Samsara webhooks deliver to an API Gateway endpoint. We chose API Gateway over a direct load balancer because we needed request validation and throttling independent of our processing layer. The gateway validates the Samsara HMAC signature, rejects malformed payloads, and writes valid events to an SQS queue. End-to-end latency from Samsara webhook delivery to SQS write is under 200ms.

Processing layer

A Lambda function consumes from the SQS queue in batches of 25. Processing logic is deliberately thin: parse the Samsara event schema, enrich with the vehicle-to-route mapping from DynamoDB (maintained by a separate sync job from BlueYonder), and write to a Kinesis Data Stream partitioned by route ID.

We chose Kinesis over direct writes to BlueYonder for two reasons: it gives us a durable ordered stream we can replay if the downstream API is unavailable, and it decouples the Samsara event rate from the BlueYonder write rate.

Aggregation and write layer

A second Lambda function consumes from Kinesis and implements the write logic for BlueYonder. This is where the interesting decisions live.

Event deduplication. Samsara delivers at-least-once. We maintain a DynamoDB table keyed on vehicle ID + event timestamp; the function checks before writing to BlueYonder and drops duplicates.

Write rate limiting. BlueYonder recommends no more than 10 writes per second per integration. We implement a token bucket in ElastiCache (Redis) to enforce this. Events that exceed the budget are written to a priority queue and processed in order.

Batch coalescing. For vehicles that are stationary or moving slowly, emitting a location update every 30 seconds is noise. We coalesce events for a given vehicle over a 2-minute window, emitting only when the location has changed beyond a configurable threshold (default: 100 metres). This reduced BlueYonder write volume by 67% without meaningful degradation in ETA accuracy.

"The coalescing logic was the insight that made the integration viable. Raw throughput from Samsara would have overwhelmed BlueYonder's API tier — we needed to think about what the TMS actually needed, not just what the sensor was producing."

Handling failures

The SLA requirement made failure handling non-negotiable.

Samsara webhook failures. API Gateway returns 200 to Samsara on receipt. If processing fails downstream, that's our problem — we never want Samsara to retry because of our processing failures. The queue is our durability layer.

BlueYonder API unavailability. If BlueYonder returns 5xx, the Lambda writes to a dead-letter SQS queue with the failed batch. A separate process monitors the DLQ and replays when BlueYonder recovers. We alert when the DLQ depth exceeds a threshold.

Data quality issues.
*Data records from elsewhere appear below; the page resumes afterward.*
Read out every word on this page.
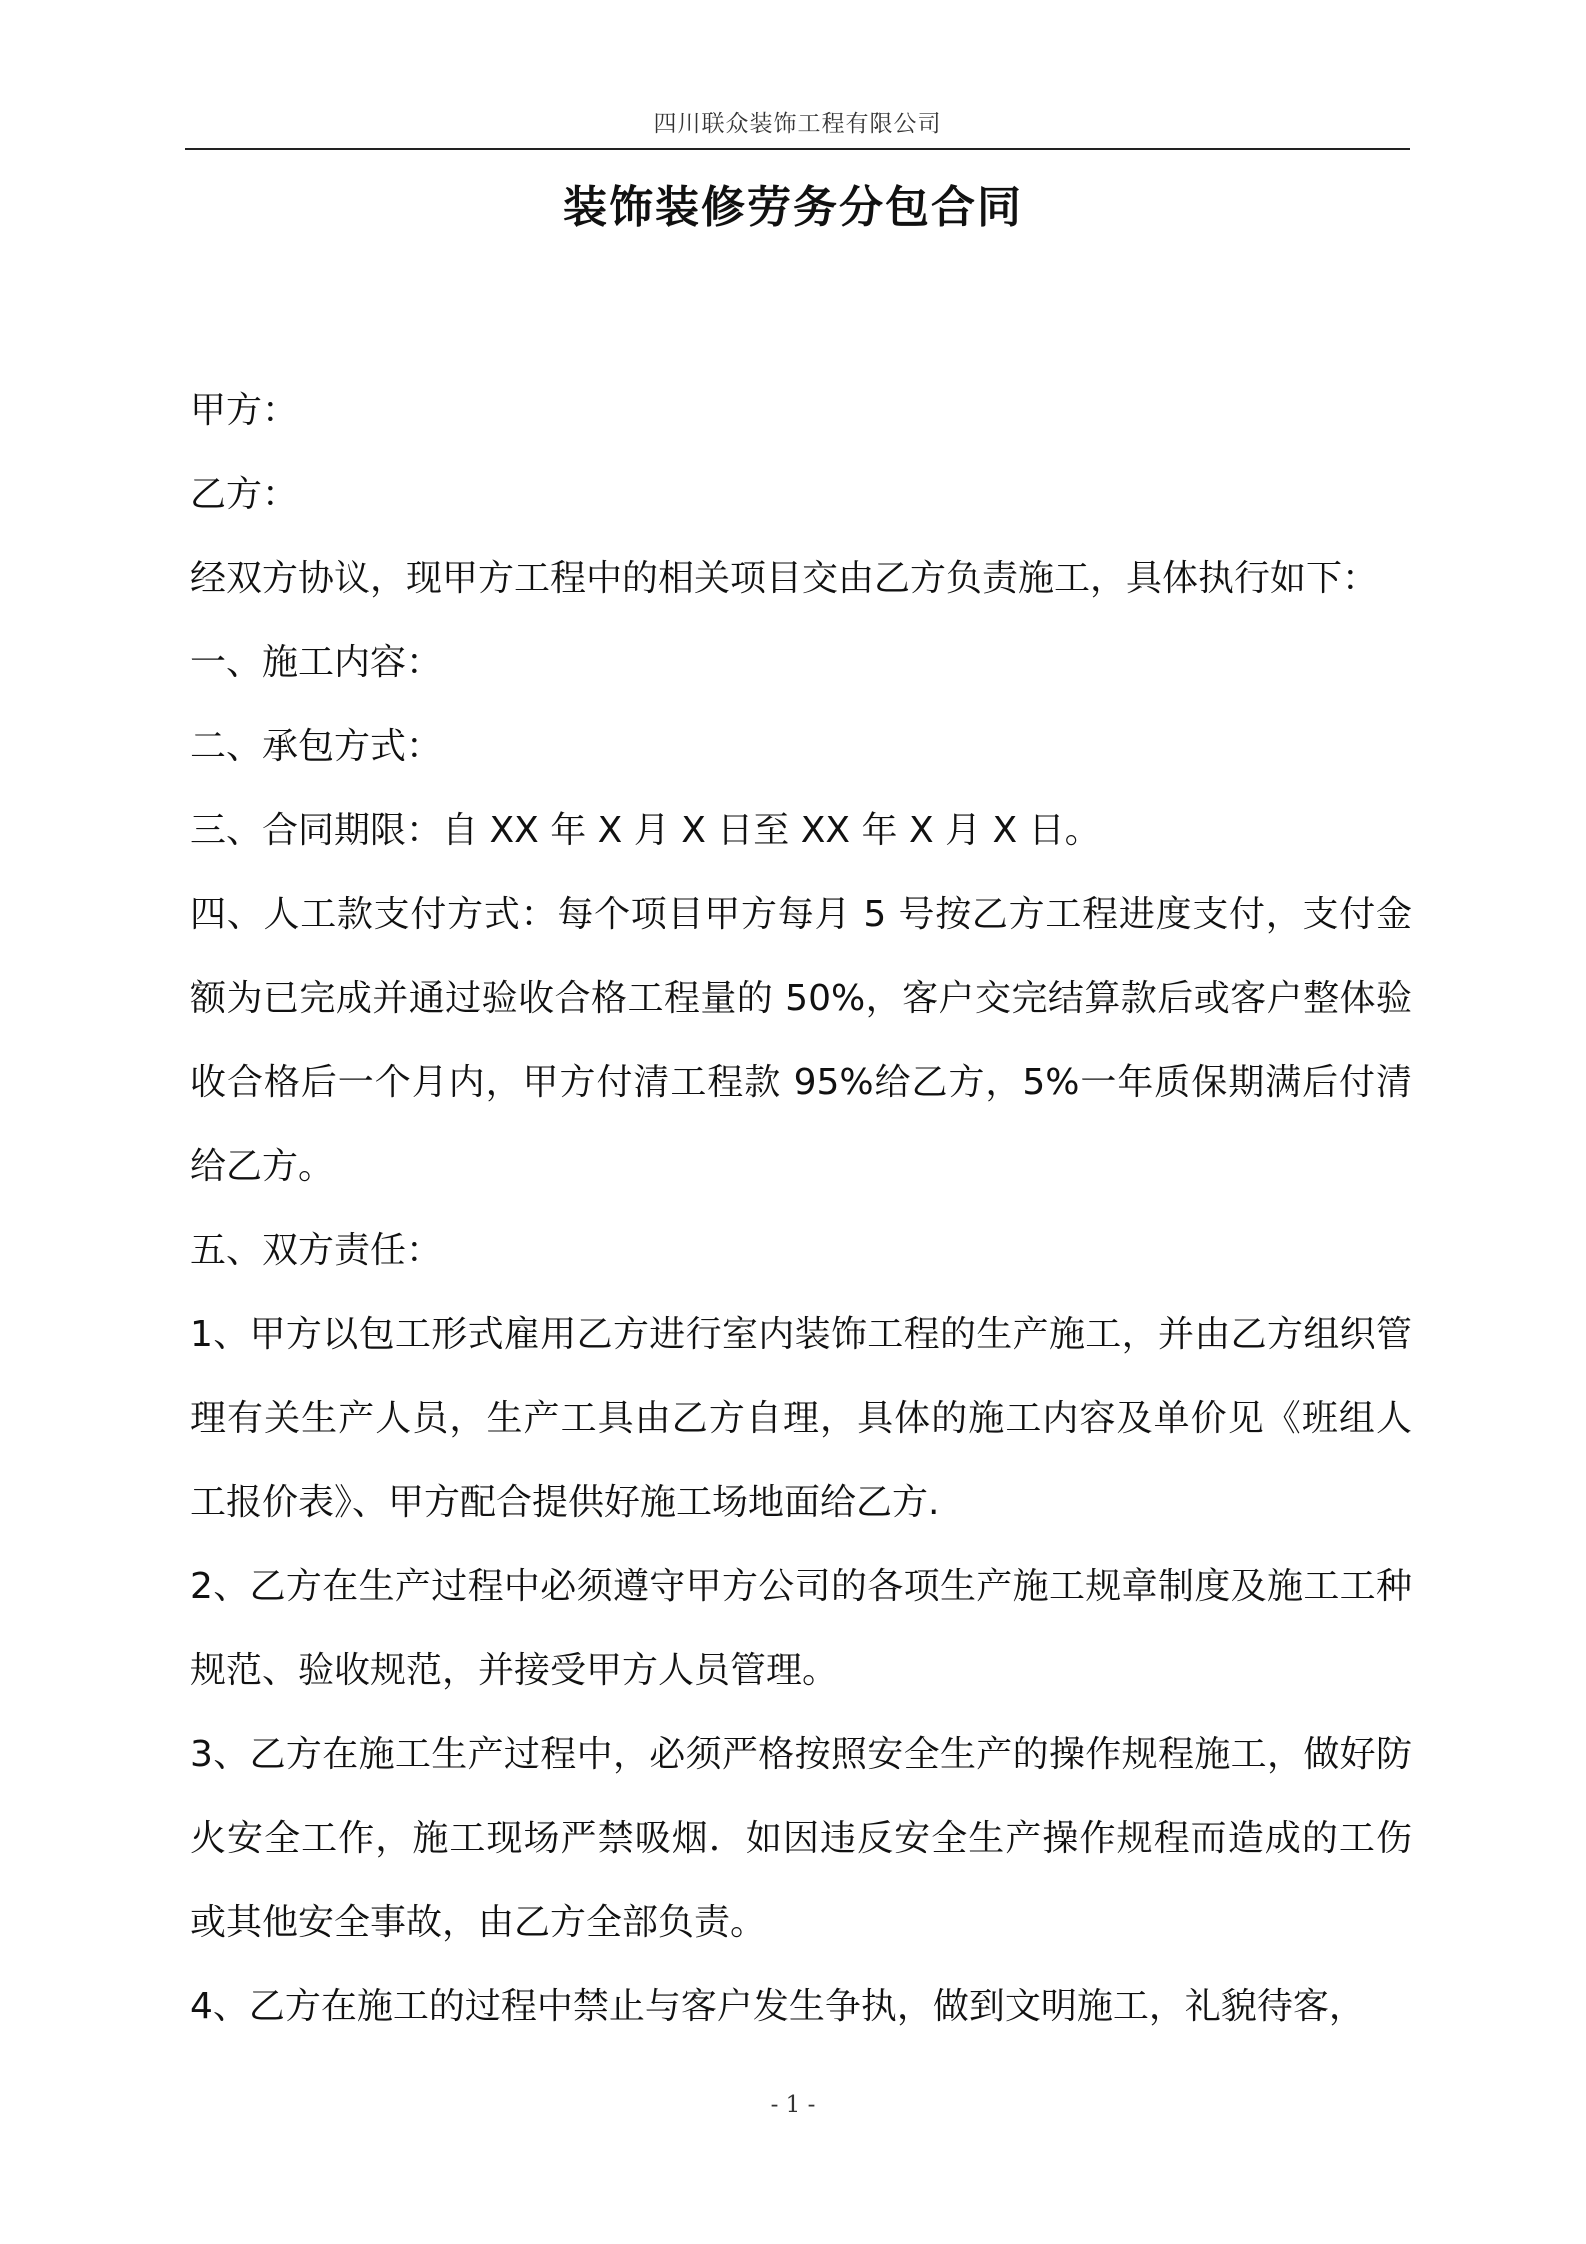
四川联众装饰工程有限公司
装饰装修劳务分包合同

甲方：

乙方：

经双方协议，现甲方工程中的相关项目交由乙方负责施工，具体执行如下：

一、施工内容：

二、承包方式：

三、合同期限：自 XX 年 X 月 X 日至 XX 年 X 月 X 日。

四、人工款支付方式：每个项目甲方每月 5 号按乙方工程进度支付，支付金额为已完成并通过验收合格工程量的 50%，客户交完结算款后或客户整体验收合格后一个月内，甲方付清工程款 95%给乙方，5%一年质保期满后付清给乙方。

五、双方责任：

1、甲方以包工形式雇用乙方进行室内装饰工程的生产施工，并由乙方组织管理有关生产人员，生产工具由乙方自理，具体的施工内容及单价见《班组人工报价表》、甲方配合提供好施工场地面给乙方.

2、乙方在生产过程中必须遵守甲方公司的各项生产施工规章制度及施工工种规范、验收规范，并接受甲方人员管理。

3、乙方在施工生产过程中，必须严格按照安全生产的操作规程施工，做好防火安全工作，施工现场严禁吸烟．如因违反安全生产操作规程而造成的工伤或其他安全事故，由乙方全部负责。

4、乙方在施工的过程中禁止与客户发生争执，做到文明施工，礼貌待客，

- 1 -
Samsara occasionally emits events with GPS coordinates of (0,0) — the null island problem. The processing layer rejects these with a structured log entry and continues. We built a small dashboard in CloudWatch that surfaces data quality anomalies.
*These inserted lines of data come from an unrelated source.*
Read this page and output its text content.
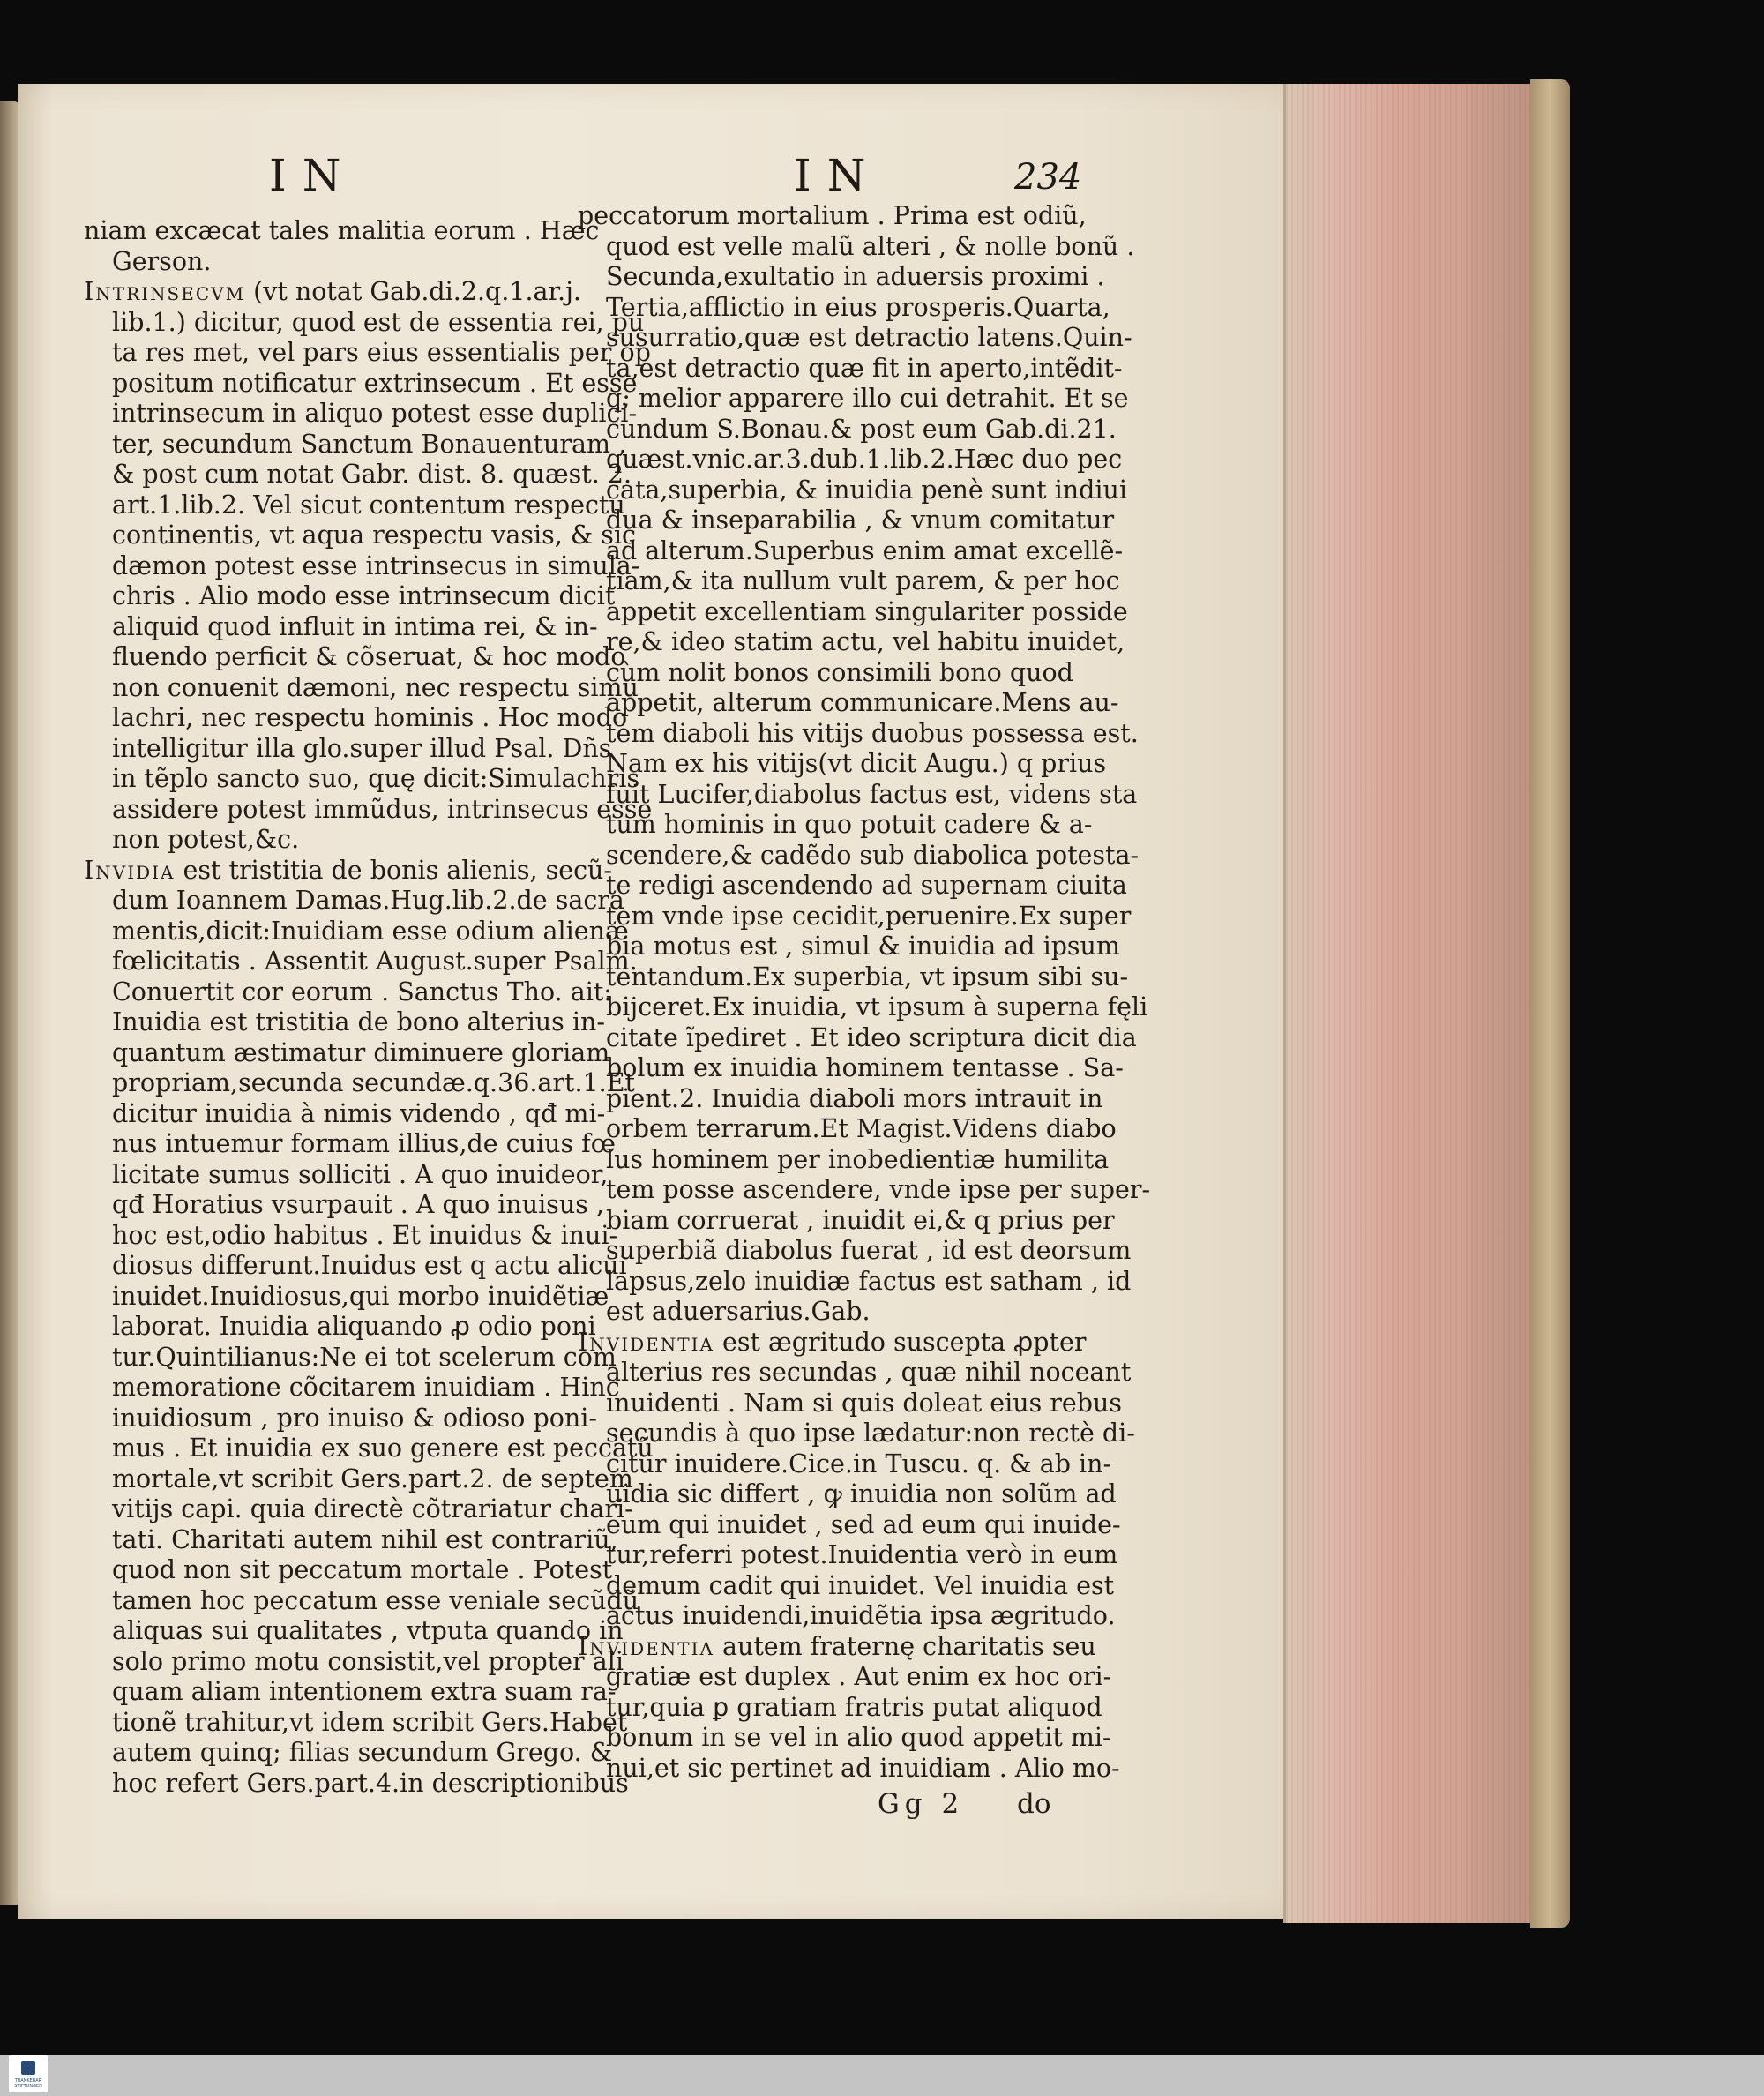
IN	IN	234
niam excæcat tales malitia eorum . Hæc
Gerson.
Intrinsecvm (vt notat Gab.di.2.q.1.ar.j.
lib.1.) dicitur, quod est de essentia rei, pu
ta res met, vel pars eius essentialis per op
positum notificatur extrinsecum . Et esse
intrinsecum in aliquo potest esse duplici-
ter, secundum Sanctum Bonauenturam ,
& post cum notat Gabr. dist. 8. quæst. 2.
art.1.lib.2. Vel sicut contentum respectu
continentis, vt aqua respectu vasis, & sic
dæmon potest esse intrinsecus in simula-
chris . Alio modo esse intrinsecum dicit
aliquid quod influit in intima rei, & in-
fluendo perficit & cõseruat, & hoc modo
non conuenit dæmoni, nec respectu simu
lachri, nec respectu hominis . Hoc modo
intelligitur illa glo.super illud Psal. Dñs
in tẽplo sancto suo, quę dicit:Simulachris
assidere potest immũdus, intrinsecus esse
non potest,&c.
Invidia est tristitia de bonis alienis, secũ-
dum Ioannem Damas.Hug.lib.2.de sacra
mentis,dicit:Inuidiam esse odium alienæ
fœlicitatis . Assentit August.super Psalm.
Conuertit cor eorum . Sanctus Tho. ait:
Inuidia est tristitia de bono alterius in-
quantum æstimatur diminuere gloriam
propriam,secunda secundæ.q.36.art.1.Et
dicitur inuidia à nimis videndo , qđ mi-
nus intuemur formam illius,de cuius fœ
licitate sumus solliciti . A quo inuideor,
qđ Horatius vsurpauit . A quo inuisus ,
hoc est,odio habitus . Et inuidus & inui-
diosus differunt.Inuidus est q actu alicui
inuidet.Inuidiosus,qui morbo inuidẽtiæ
laborat. Inuidia aliquando ꝓ odio poni
tur.Quintilianus:Ne ei tot scelerum com
memoratione cõcitarem inuidiam . Hinc
inuidiosum , pro inuiso & odioso poni-
mus . Et inuidia ex suo genere est peccatũ
mortale,vt scribit Gers.part.2. de septem
vitijs capi. quia directè cõtrariatur chari-
tati. Charitati autem nihil est contrariũ,
quod non sit peccatum mortale . Potest
tamen hoc peccatum esse veniale secũdũ
aliquas sui qualitates , vtputa quando in
solo primo motu consistit,vel propter ali
quam aliam intentionem extra suam ra-
tionẽ trahitur,vt idem scribit Gers.Habet
autem quinq; filias secundum Grego. &
hoc refert Gers.part.4.in descriptionibus
peccatorum mortalium . Prima est odiũ,
quod est velle malũ alteri , & nolle bonũ .
Secunda,exultatio in aduersis proximi .
Tertia,afflictio in eius prosperis.Quarta,
susurratio,quæ est detractio latens.Quin-
ta,est detractio quæ fit in aperto,intẽdit-
q; melior apparere illo cui detrahit. Et se
cundum S.Bonau.& post eum Gab.di.21.
quæst.vnic.ar.3.dub.1.lib.2.Hæc duo pec
cata,superbia, & inuidia penè sunt indiui
dua & inseparabilia , & vnum comitatur
ad alterum.Superbus enim amat excellẽ-
tiam,& ita nullum vult parem, & per hoc
appetit excellentiam singulariter posside
re,& ideo statim actu, vel habitu inuidet,
cùm nolit bonos consimili bono quod
appetit, alterum communicare.Mens au-
tem diaboli his vitijs duobus possessa est.
Nam ex his vitijs(vt dicit Augu.) q prius
fuit Lucifer,diabolus factus est, videns sta
tum hominis in quo potuit cadere & a-
scendere,& cadẽdo sub diabolica potesta-
te redigi ascendendo ad supernam ciuita
tem vnde ipse cecidit,peruenire.Ex super
bia motus est , simul & inuidia ad ipsum
tentandum.Ex superbia, vt ipsum sibi su-
bijceret.Ex inuidia, vt ipsum à superna fęli
citate ĩpediret . Et ideo scriptura dicit dia
bolum ex inuidia hominem tentasse . Sa-
pient.2. Inuidia diaboli mors intrauit in
orbem terrarum.Et Magist.Videns diabo
lus hominem per inobedientiæ humilita
tem posse ascendere, vnde ipse per super-
biam corruerat , inuidit ei,& q prius per
superbiã diabolus fuerat , id est deorsum
lapsus,zelo inuidiæ factus est satham , id
est aduersarius.Gab.
Invidentia est ægritudo suscepta ꝓpter
alterius res secundas , quæ nihil noceant
inuidenti . Nam si quis doleat eius rebus
secundis à quo ipse lædatur:non rectè di-
citur inuidere.Cice.in Tuscu. q. & ab in-
uidia sic differt , ꝙ inuidia non solũm ad
eum qui inuidet , sed ad eum qui inuide-
tur,referri potest.Inuidentia verò in eum
demum cadit qui inuidet. Vel inuidia est
actus inuidendi,inuidẽtia ipsa ægritudo.
Invidentia autem fraternę charitatis seu
gratiæ est duplex . Aut enim ex hoc ori-
tur,quia ꝑ gratiam fratris putat aliquod
bonum in se vel in alio quod appetit mi-
nui,et sic pertinet ad inuidiam . Alio mo-
Gg 2 do
TRANKEBAR STIFTUNGEN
What we measured after go-live

Six weeks post-deployment:

  • ETA accuracy improved by 34% as measured against actual arrival times
  • Carrier exception reporting time dropped from 4.2 hours average to 18 minutes — operations staff could see anomalies in real time rather than waiting for driver calls
  • Zero SLA breaches on the integration layer
  • BlueYonder write volume was 67% lower than a naive integration would have produced

Five things to take away

  1. High-frequency sensor data almost never needs to write directly to a batch-oriented system — aggregate and coalesce first.
  2. API Gateway as a webhook receiver gives you validation, throttling, and logging before your processing logic even starts.
  3. Decouple ingestion rate from write rate using a stream — Kinesis or Kafka depending on your existing infrastructure.
  4. The null island problem (GPS 0,0) is real and common. Filter it at the ingestion layer.
  5. Dead-letter queues are not a failure mode — they are the failure mode you planned for. Build the replay mechanism before you need it.